UK house prices continue to rise, with the annual growth rate increasing to 6.4% in March, compared to 5.5% in the previous month. Rates were particularly stark in Northern Ireland and England, Polimapper’s visualisation shows.
This morning, the Office for National Statistics released new UK house price and private rent statistics for March and April 2025, revealing rising rates for both housing costs and rental values, as news sources point towards a rush to beat the stamp duty deadline.
House prices in March averaged at £271k. In England, this was £296k, compared to lower rates in Wales (£208k) and Scotland (£186k).
Additionally, average monthly private rents cost £1,335 in April, increasing by 7.4% over the year. Nonetheless, the annual growth rate was down from 7.7% in the 12 months to March 2025.
Polimapper has visualised data from the ONS House Price and Rent Index by local authority to highlight geographical trends.
In March, dwelling prices continued to be highest in London boroughs, including Kensington and Chelsea, at over £1.1m per house, and Westminster (£904k). Conversely, this was lowest in Inverclyde (£108k) and North Ayrshire (£121k).
Shetland Islands, Blackburn with Darwen, and North East Derbyshire saw the highest rate increases in prices, at over 16%. Year on year rental price increase rates were highest in Newport, at over 20% increase.
About this map
The map below shows house price and private rents statistics for March and April 2025, by local authority. Indicators include values and over the year changes.
To view statistics in your area double click on the map or click here to access the full page version.
Geodata context
Financial services and estate organisations point towards the changes in stamp duty as a reason for the increase in house prices, predicting a drop in rates in coming months.
Sarah Coles, head of personal finance at Hargreaves Lansdown: “[House prices] may well slow again in the next set of figures, which is the usual pattern in the aftermath of a stamp duty holiday. However, we’re unlikely to see anything too dramatic.”
“This period has been marked by robust price growth rather than stellar leaps, so the hangover from the property party is likely to be less painful.”
“Lower mortgage rates should also help support prices.
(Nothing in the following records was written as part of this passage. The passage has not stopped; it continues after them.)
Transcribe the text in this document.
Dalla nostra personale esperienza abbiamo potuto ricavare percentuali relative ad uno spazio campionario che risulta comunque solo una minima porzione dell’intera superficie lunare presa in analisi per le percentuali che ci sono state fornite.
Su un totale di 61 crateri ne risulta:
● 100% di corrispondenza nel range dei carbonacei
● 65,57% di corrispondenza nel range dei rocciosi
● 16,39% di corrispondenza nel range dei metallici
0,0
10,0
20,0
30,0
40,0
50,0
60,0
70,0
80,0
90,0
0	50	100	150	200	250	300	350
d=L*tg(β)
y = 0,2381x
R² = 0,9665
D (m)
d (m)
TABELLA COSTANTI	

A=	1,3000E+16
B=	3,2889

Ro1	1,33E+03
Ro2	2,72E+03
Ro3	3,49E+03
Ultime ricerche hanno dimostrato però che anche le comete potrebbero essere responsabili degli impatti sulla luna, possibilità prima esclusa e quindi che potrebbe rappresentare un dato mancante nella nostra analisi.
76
However, with buyer numbers likely to have dropped off fairly sharply, there’s going to be some room for negotiation.”
Iain McKenzie, chief executive of the Guild of Property Professionals: “We cannot ignore the subdued economic backdrop and ongoing geopolitical uncertainties which will likely ensure a more measured pace of growth for the remainder of the year.”
Jonathan Handford, managing director at estate agent group Fine & Country: “In the months ahead, inflation and still-elevated borrowing costs are likely to weigh on demand, particularly as affordability remains stretched across much of the country.”
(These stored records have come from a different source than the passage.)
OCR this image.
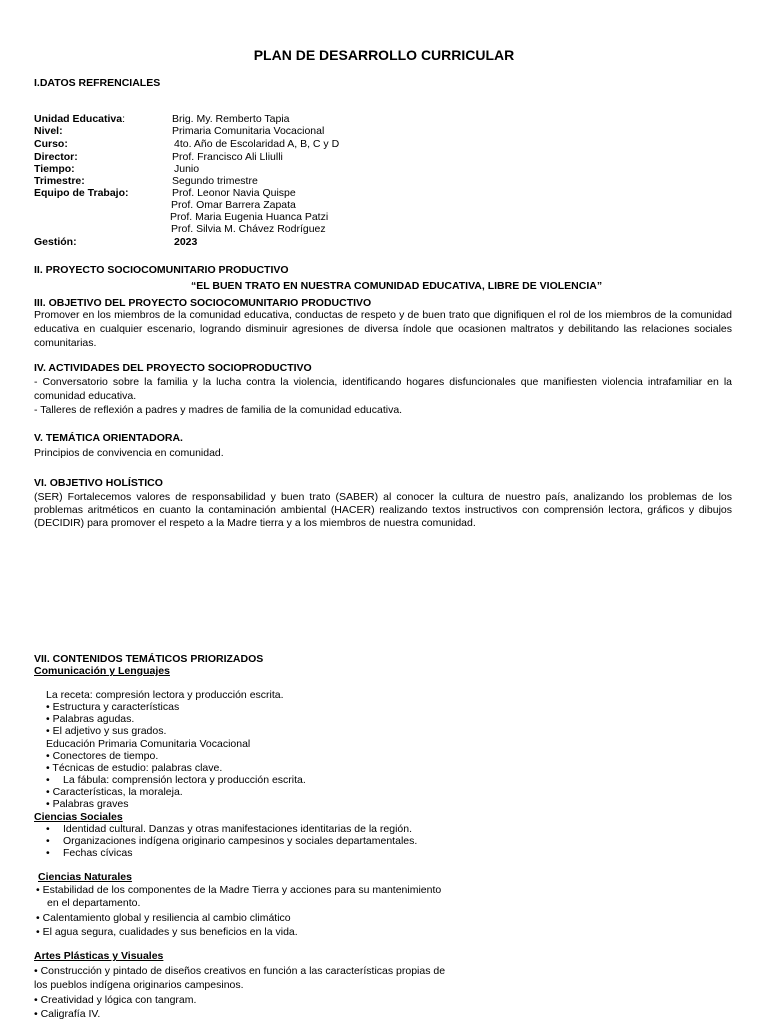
PLAN DE DESARROLLO CURRICULAR
I.DATOS REFRENCIALES
Unidad Educativa:	Brig. My. Remberto Tapia
Nivel:	Primaria Comunitaria Vocacional
Curso:	4to. Año de Escolaridad A, B, C y D
Director:	Prof. Francisco Ali Lliulli
Tiempo:	Junio
Trimestre:	Segundo trimestre
Equipo de Trabajo:	Prof. Leonor Navia Quispe
Prof. Omar Barrera Zapata
Prof. Maria Eugenia Huanca Patzi
Prof. Silvia M. Chávez Rodríguez
Gestión:	2023
II. PROYECTO SOCIOCOMUNITARIO PRODUCTIVO
“EL BUEN TRATO EN NUESTRA COMUNIDAD EDUCATIVA, LIBRE DE VIOLENCIA”
III. OBJETIVO DEL PROYECTO SOCIOCOMUNITARIO PRODUCTIVO
Promover en los miembros de la comunidad educativa, conductas de respeto y de buen trato que dignifiquen el rol de los miembros de la comunidad educativa en cualquier escenario, logrando disminuir agresiones de diversa índole que ocasionen maltratos y debilitando las relaciones sociales comunitarias.
IV. ACTIVIDADES DEL PROYECTO SOCIOPRODUCTIVO
- Conversatorio sobre la familia y la lucha contra la violencia, identificando hogares disfuncionales que manifiesten violencia intrafamiliar en la comunidad educativa.
- Talleres de reflexión a padres y madres de familia de la comunidad educativa.
V. TEMÁTICA ORIENTADORA.
Principios de convivencia en comunidad.
VI. OBJETIVO HOLÍSTICO
(SER) Fortalecemos valores de responsabilidad y buen trato (SABER) al conocer la cultura de nuestro país, analizando los problemas de los problemas aritméticos en cuanto la contaminación ambiental (HACER) realizando textos instructivos con comprensión lectora, gráficos y dibujos (DECIDIR) para promover el respeto a la Madre tierra y a los miembros de nuestra comunidad.
VII. CONTENIDOS TEMÁTICOS PRIORIZADOS
Comunicación y Lenguajes
La receta: compresión lectora y producción escrita.
• Estructura y características
• Palabras agudas.
• El adjetivo y sus grados.
Educación Primaria Comunitaria Vocacional
• Conectores de tiempo.
• Técnicas de estudio: palabras clave.
• La fábula: comprensión lectora y producción escrita.
• Características, la moraleja.
• Palabras graves
Ciencias Sociales
• Identidad cultural. Danzas y otras manifestaciones identitarias de la región.
• Organizaciones indígena originario campesinos y sociales departamentales.
• Fechas cívicas
Ciencias Naturales
• Estabilidad de los componentes de la Madre Tierra y acciones para su mantenimiento
en el departamento.
• Calentamiento global y resiliencia al cambio climático
• El agua segura, cualidades y sus beneficios en la vida.
Artes Plásticas y Visuales
• Construcción y pintado de diseños creativos en función a las características propias de
los pueblos indígena originarios campesinos.
• Creatividad y lógica con tangram.
• Caligrafía IV.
“That said, a period of softer or stabilising house prices may offer a welcome opportunity for first-time buyers who have been priced out in some areas of the country.”
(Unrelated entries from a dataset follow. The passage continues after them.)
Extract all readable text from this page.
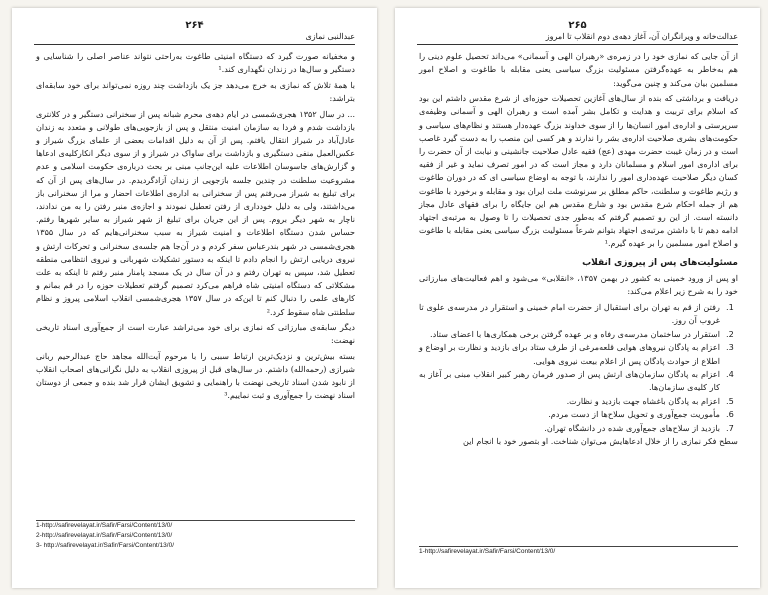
۲۶۴
عبدالنبی نمازی

و مخفیانه صورت گیرد که دستگاه امنیتی طاغوت به‌راحتی نتواند عناصر اصلی را شناسایی و دستگیر و سال‌ها در زندان نگهداری کند.¹

با همهٔ تلاش که نمازی به خرج می‌دهد جز یک بازداشت چند روزه نمی‌تواند برای خود سابقه‌ای بتراشد:

... در سال ۱۳۵۲ هجری‌شمسی در ایام دهه‌ی محرم شبانه پس از سخنرانی دستگیر و در کلانتری بازداشت شدم و فردا به سازمان امنیت منتقل و پس از بازجویی‌های طولانی و متعدد به زندان عادل‌آباد در شیراز انتقال یافتم. پس از آن به دلیل اقدامات بعضی از علمای بزرگ شیراز و عکس‌العمل منفی دستگیری و بازداشت برای ساواک در شیراز و از سوی دیگر انکارکلیه‌ی ادعاها و گزارش‌های جاسوسان اطلاعات علیه این‌جانب مبنی بر بحث درباره‌ی حکومت اسلامی و عدم مشروعیت سلطنت در چندین جلسه بازجویی از زندان آزادگردیدم. در سال‌های پس از آن که برای تبلیغ به شیراز می‌رفتم پس از سخنرانی به اداره‌ی اطلاعات احضار و مرا از سخنرانی باز می‌داشتند، ولی به دلیل خودداری از رفتن تعطیل نمودند و اجازه‌ی منبر رفتن را به من ندادند، ناچار به شهر دیگر بروم. پس از این جریان برای تبلیغ از شهر شیراز به سایر شهرها رفتم. حساس شدن دستگاه اطلاعات و امنیت شیراز به سبب سخنرانی‌هایم که در سال ۱۳۵۵ هجری‌شمسی در شهر بندرعباس سفر کردم و در آن‌جا هم جلسه‌ی سخنرانی و تحرکات ارتش و نیروی دریایی ارتش را انجام دادم تا اینکه به دستور تشکیلات شهربانی و نیروی انتظامی منطقه تعطیل شد، سپس به تهران رفتم و در آن سال در یک مسجد پامنار منبر رفتم تا اینکه به علت مشکلاتی که دستگاه امنیتی شاه فراهم می‌کرد تصمیم گرفتم تعطیلات حوزه را در قم بمانم و کارهای علمی را دنبال کنم تا این‌که در سال ۱۳۵۷ هجری‌شمسی انقلاب اسلامی پیروز و نظام سلطنتی شاه سقوط کرد.²

دیگر سابقه‌ی مبارزاتی که نمازی برای خود می‌تراشد عبارت است از جمع‌آوری اسناد تاریخی نهضت:

بسته بیش‌ترین و نزدیک‌ترین ارتباط سببی را با مرحوم آیت‌الله مجاهد حاج عبدالرحیم ربانی شیرازی (رحمه‌الله) داشتم. در سال‌های قبل از پیروزی انقلاب به دلیل نگرانی‌های اصحاب انقلاب از نابود شدن اسناد تاریخی نهضت با راهنمایی و تشویق ایشان قرار شد بنده و جمعی از دوستان اسناد نهضت را جمع‌آوری و ثبت نماییم.³

1-http://safirevelayat.ir/Safir/Farsi/Content/13/0/
2-http://safirevelayat.ir/Safir/Farsi/Content/13/0/
3- http://safirevelayat.ir/Safir/Farsi/Content/13/0/
۲۶۵
عدالت‌خانه و ویرانگران آن، آغاز دهه‌ی دوم انقلاب تا امروز

از آن جایی که نمازی خود را در زمره‌ی «رهبران الهی و آسمانی» می‌داند تحصیل علوم دینی را هم به‌خاطر به عهده‌گرفتن مسئولیت بزرگ سیاسی یعنی مقابله با طاغوت و اصلاح امور مسلمین بیان می‌کند و چنین می‌گوید:

دریافت و برداشتی که بنده از سال‌های آغازین تحصیلات حوزه‌ای از شرع مقدس داشتم این بود که اسلام برای تربیت و هدایت و تکامل بشر آمده است و رهبران الهی و آسمانی وظیفه‌ی سرپرستی و اداره‌ی امور انسان‌ها را از سوی خداوند بزرگ عهده‌دار هستند و نظام‌های سیاسی و حکومت‌های بشری صلاحیت اداره‌ی بشر را ندارند و هر کسی این منصب را به دست گیرد غاصب است و در زمان غیبت حضرت مهدی (عج) فقیه عادل صلاحیت جانشینی و نیابت از آن حضرت را برای اداره‌ی امور اسلام و مسلمانان دارد و مجاز است که در امور تصرف نماید و غیر از فقیه کسان دیگر صلاحیت عهده‌داری امور را ندارند، با توجه به اوضاع سیاسی ای که در دوران طاغوت و رژیم طاغوت و سلطنت، حاکم مطلق بر سرنوشت ملت ایران بود و مقابله و برخورد با طاغوت هم از جمله احکام شرع مقدس بود و شارع مقدس هم این جایگاه را برای فقهای عادل مجاز دانسته است. از این رو تصمیم گرفتم که به‌طور جدی تحصیلات را تا وصول به مرتبه‌ی اجتهاد ادامه دهم تا با داشتن مرتبه‌ی اجتهاد بتوانم شرعاً مسئولیت بزرگ سیاسی یعنی مقابله با طاغوت و اصلاح امور مسلمین را بر عهده گیرم.¹

مسئولیت‌های پس از پیروزی انقلاب

او پس از ورود خمینی به کشور در بهمن ۱۳۵۷، «انقلابی» می‌شود و اهم فعالیت‌های مبارزاتی خود را به شرح زیر اعلام می‌کند:

1.
رفتن از قم به تهران برای استقبال از حضرت امام خمینی و استقرار در مدرسه‌ی علوی تا غروب آن روز.
2.
استقرار در ساختمان مدرسه‌ی رفاه و بر عهده گرفتن برخی همکاری‌ها با اعضای ستاد.
3.
اعزام به پادگان نیروهای هوایی قلعه‌مرغی از طرف ستاد برای بازدید و نظارت بر اوضاع و اطلاع از حوادث پادگان پس از اعلام بیعت نیروی هوایی.
4.
اعزام به پادگان سازمان‌های ارتش پس از صدور فرمان رهبر کبیر انقلاب مبنی بر آغاز به کار کلیه‌ی سازمان‌ها.
5.
اعزام به پادگان باغشاه جهت بازدید و نظارت.
6.
مأموریت جمع‌آوری و تحویل سلاح‌ها از دست مردم.
7.
بازدید از سلاح‌های جمع‌آوری شده در دانشگاه تهران.

سطح فکر نمازی را از خلال ادعاهایش می‌توان شناخت. او بتصور خود با انجام این

1-http://safirevelayat.ir/Safir/Farsi/Content/13/0/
Additionally, provisional figures show that Homes England surpassed its 2024/2025 annual targets for the number of new homes started and completed, and the number of potential homes unlocked.
Pat Ritchie, chair of Homes England: “As the newly appointed Chair of Homes England, I’m proud to see the hard work of the Agency reflected in our 2024/25 performance figures. The team’s passion for housebuilding and regeneration remains its greatest strength, and I’m pleased to see this so clearly demonstrated in these results.”
“Looking forward, the transformation of the Agency into a more regionally-based model will mean we’re well-placed to support the government’s mission to build 1.5 million homes this parliament.”